Cu2O-based trifunctional catalyst for enhanced alkaline water splitting and hydrazine oxidation: Integrating sulfurization, Co incorporation, and LDH heterostructure

Abstract

Developing an efficient electrocatalyst capable of working for multiple catalytic reactions in the same pH environment is a challenging task. In this work, we aimed to address this challenge by employing a systematic approach including sulfurization, Co incorporation, and heterostructure formation with layered double hydroxide (LDH) to unveil the potential of Cu2O for driving multiple catalytic reactions.

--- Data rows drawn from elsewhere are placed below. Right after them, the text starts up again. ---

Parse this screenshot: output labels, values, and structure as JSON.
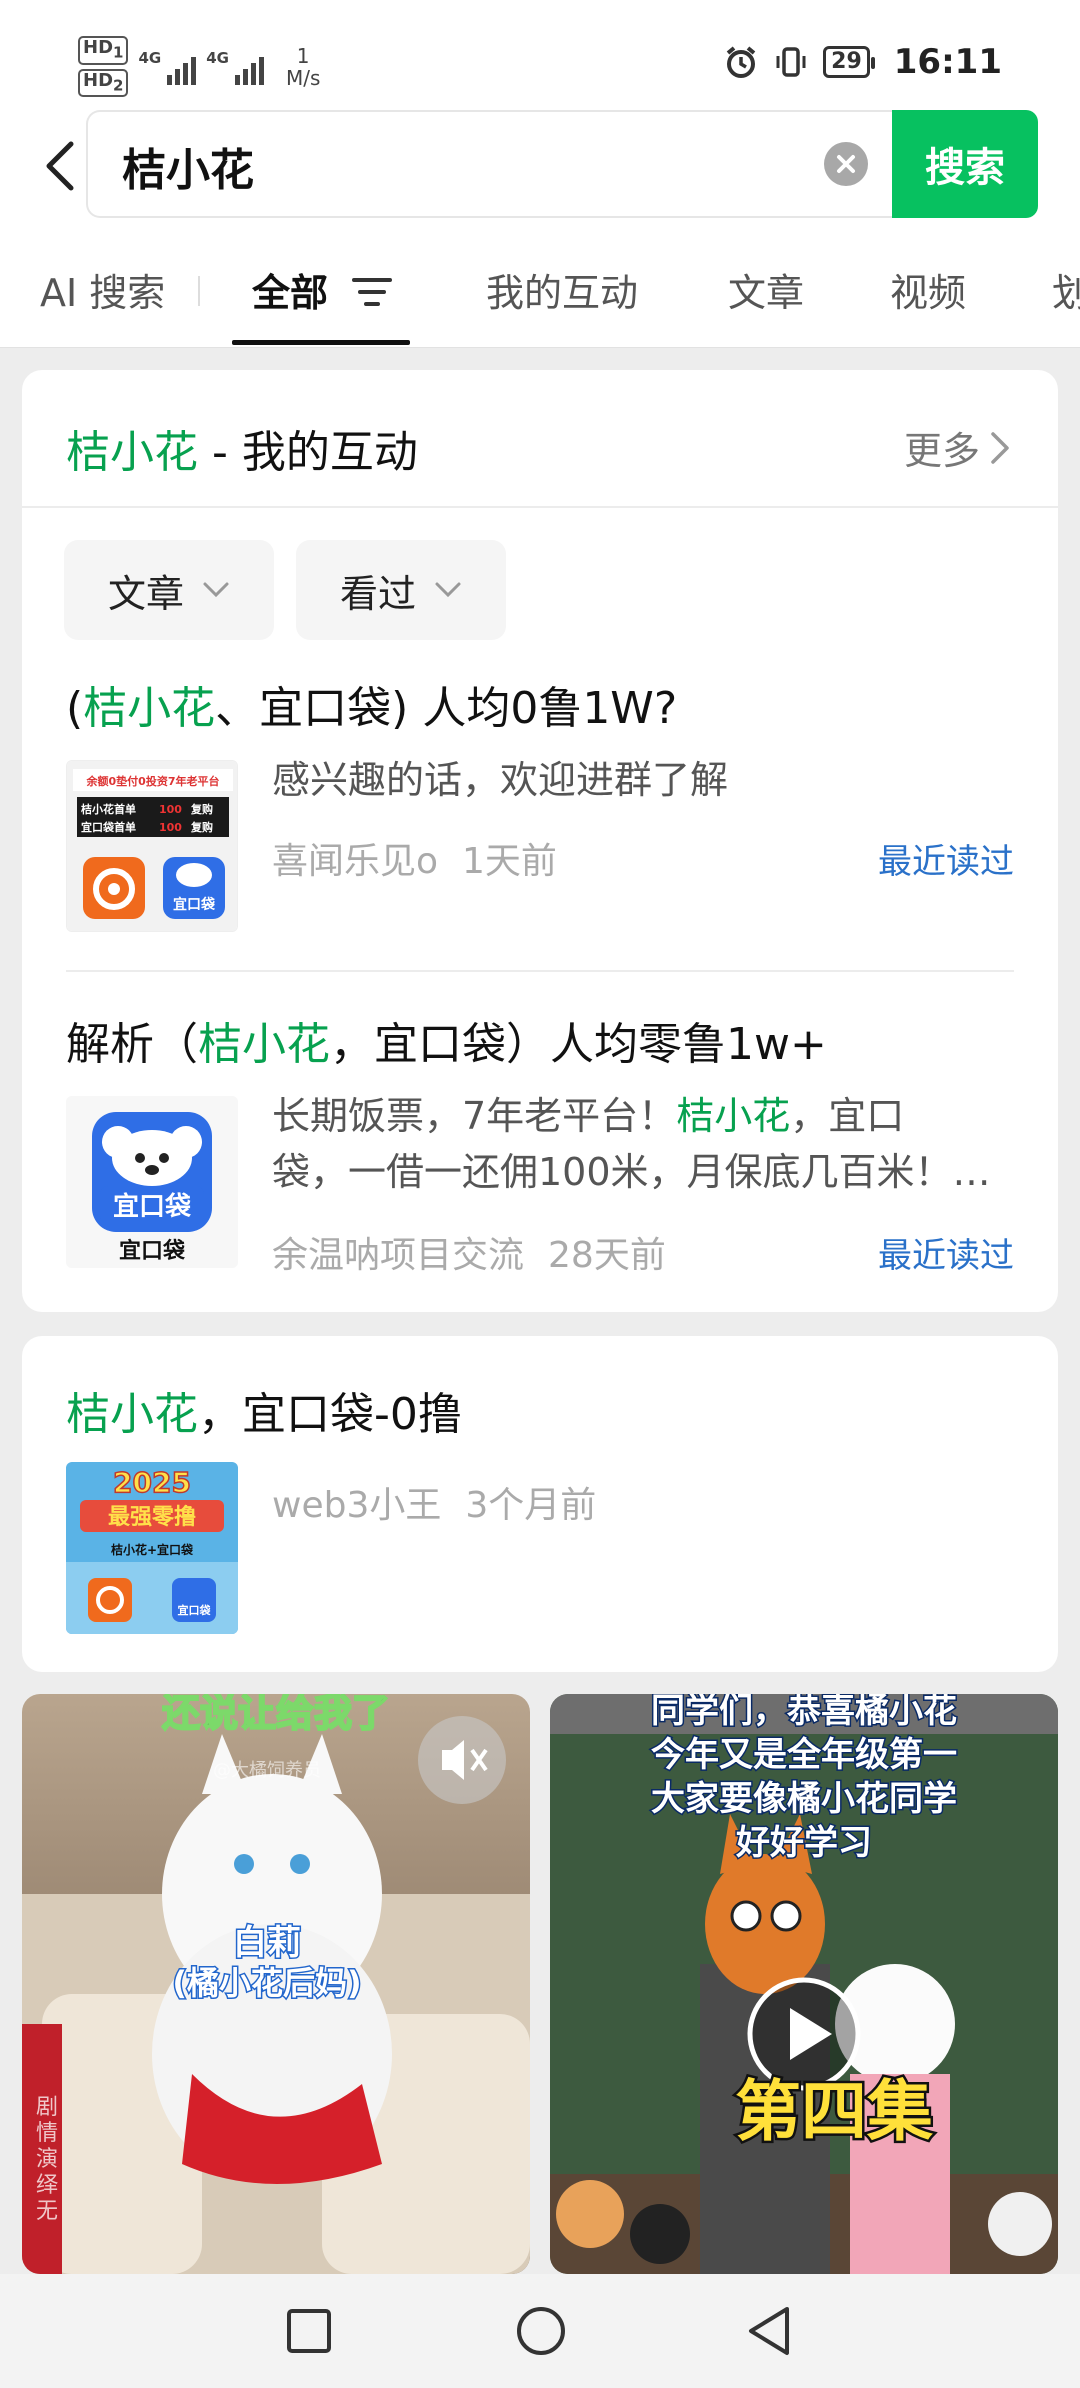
{
  "status_bar": {
    "hd1": "HD",
    "hd1_sub": "1",
    "hd2": "HD",
    "hd2_sub": "2",
    "net1": "4G",
    "net2": "4G",
    "speed_value": "1",
    "speed_unit": "M/s",
    "battery": "29",
    "time": "16:11"
  },
  "search": {
    "query": "桔小花",
    "button_label": "搜索"
  },
  "tabs": [
    {
      "label": "AI 搜索"
    },
    {
      "label": "全部"
    },
    {
      "label": "我的互动"
    },
    {
      "label": "文章"
    },
    {
      "label": "视频"
    },
    {
      "label": "划"
    }
  ],
  "interactions_card": {
    "title_keyword": "桔小花",
    "title_suffix": " - 我的互动",
    "more_label": "更多",
    "filters": [
      {
        "label": "文章"
      },
      {
        "label": "看过"
      }
    ],
    "items": [
      {
        "title_parts": [
          "(",
          "桔小花",
          "、宜口袋) 人均0鲁1W?"
        ],
        "snippet": "感兴趣的话，欢迎进群了解",
        "source": "喜闻乐见o",
        "time": "1天前",
        "tag": "最近读过",
        "thumb": {
          "line1": "余额0垫付0投资7年老平台",
          "row1_name": "桔小花首单",
          "row1_num": "100",
          "row1_action": "复购",
          "row2_name": "宜口袋首单",
          "row2_num": "100",
          "row2_action": "复购",
          "badge": "宜口袋"
        }
      },
      {
        "title_parts": [
          "解析（",
          "桔小花",
          "，宜口袋）人均零鲁1w+"
        ],
        "snippet_line1_pre": "长期饭票，7年老平台！",
        "snippet_line1_kw": "桔小花",
        "snippet_line1_post": "，宜口",
        "snippet_line2": "袋，一借一还佣100米，月保底几百米！…",
        "source": "余温呐项目交流",
        "time": "28天前",
        "tag": "最近读过",
        "thumb": {
          "app_label": "宜口袋",
          "caption": "宜口袋"
        }
      }
    ]
  },
  "article_card": {
    "title_keyword": "桔小花",
    "title_suffix": "，宜口袋-0撸",
    "source": "web3小王",
    "time": "3个月前",
    "thumb": {
      "year": "2025",
      "headline": "最强零撸",
      "sub": "桔小花+宜口袋",
      "badge": "宜口袋"
    }
  },
  "videos": [
    {
      "top_caption": "还说让给我了",
      "watermark": "@大橘饲养员",
      "name": "白莉",
      "role": "(橘小花后妈)",
      "side_note": "剧情演绎无"
    },
    {
      "caption_lines": [
        "同学们，恭喜橘小花",
        "今年又是全年级第一",
        "大家要像橘小花同学",
        "好好学习"
      ],
      "episode": "第四集"
    }
  ]
}
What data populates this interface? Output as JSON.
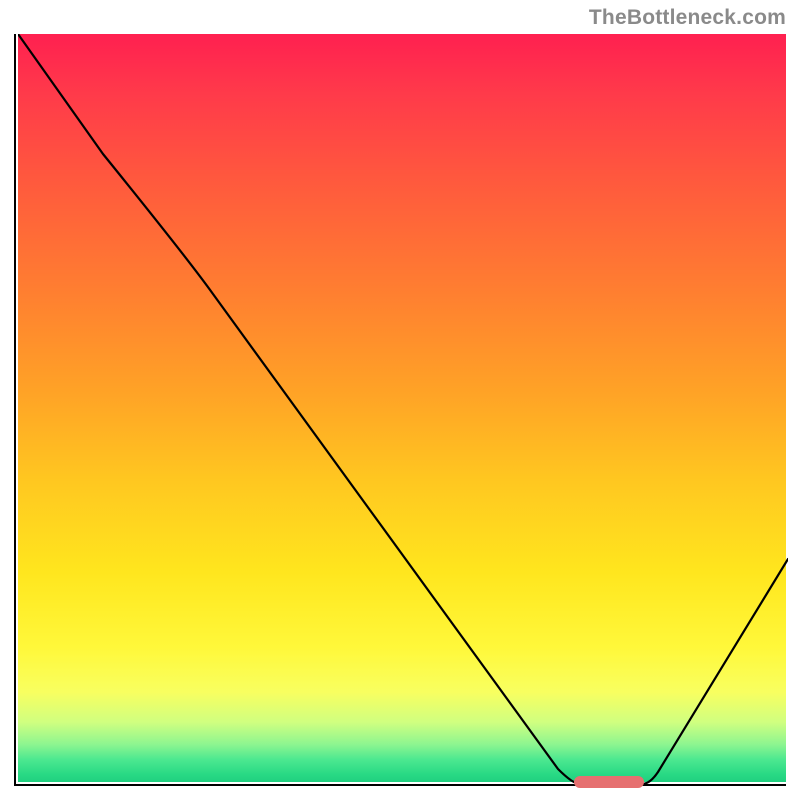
{
  "watermark": "TheBottleneck.com",
  "colors": {
    "axis": "#000000",
    "curve": "#000000",
    "marker": "#e67070",
    "gradient_top": "#ff2050",
    "gradient_bottom": "#20d080"
  },
  "chart_data": {
    "type": "line",
    "title": "",
    "xlabel": "",
    "ylabel": "",
    "xlim": [
      0,
      100
    ],
    "ylim": [
      0,
      100
    ],
    "x": [
      0,
      11,
      25,
      70,
      73,
      81,
      100
    ],
    "values": [
      100,
      84,
      72,
      2,
      0,
      0,
      30
    ],
    "marker": {
      "x_start": 73,
      "x_end": 81,
      "y": 0
    },
    "notes": "Values are relative percentages read from a bottleneck-style plot. The curve descends from top-left, with a slight slope change around x≈25, reaches a flat minimum between roughly x≈73 and x≈81 (highlighted by the rounded marker at the baseline), then rises toward the right edge. Background is a vertical red→yellow→green gradient."
  }
}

The systematically modified Cu2O-electrocatalyst demonstrated remarkable efficiency in promoting the hydrogen evolution reaction (HER), oxygen evolution reaction (OER), and hydrazine oxidation reaction (HzOR). The LDH-modified Cu2O_S_Co_CoFe sample exhibited an outstanding catalytic activity with low overpotentials of 280 mV for HER and 307 mV for OER at 100 mA cm−2 current density. The same sample also exhibited a remarkably reduced potential of only 0.343 V vs. RHE (VRHE) for HzOR at 100 mA cm−2 as compared to that of 1.53 VRHE for OER. Moreover, in a two-electrode setup for overall water splitting, the electrocatalyst achieved a significantly low cell voltage of 1.64 V to attain a current density of 20 mA cm−2 and further reduced to just 0.36 V during HzOR.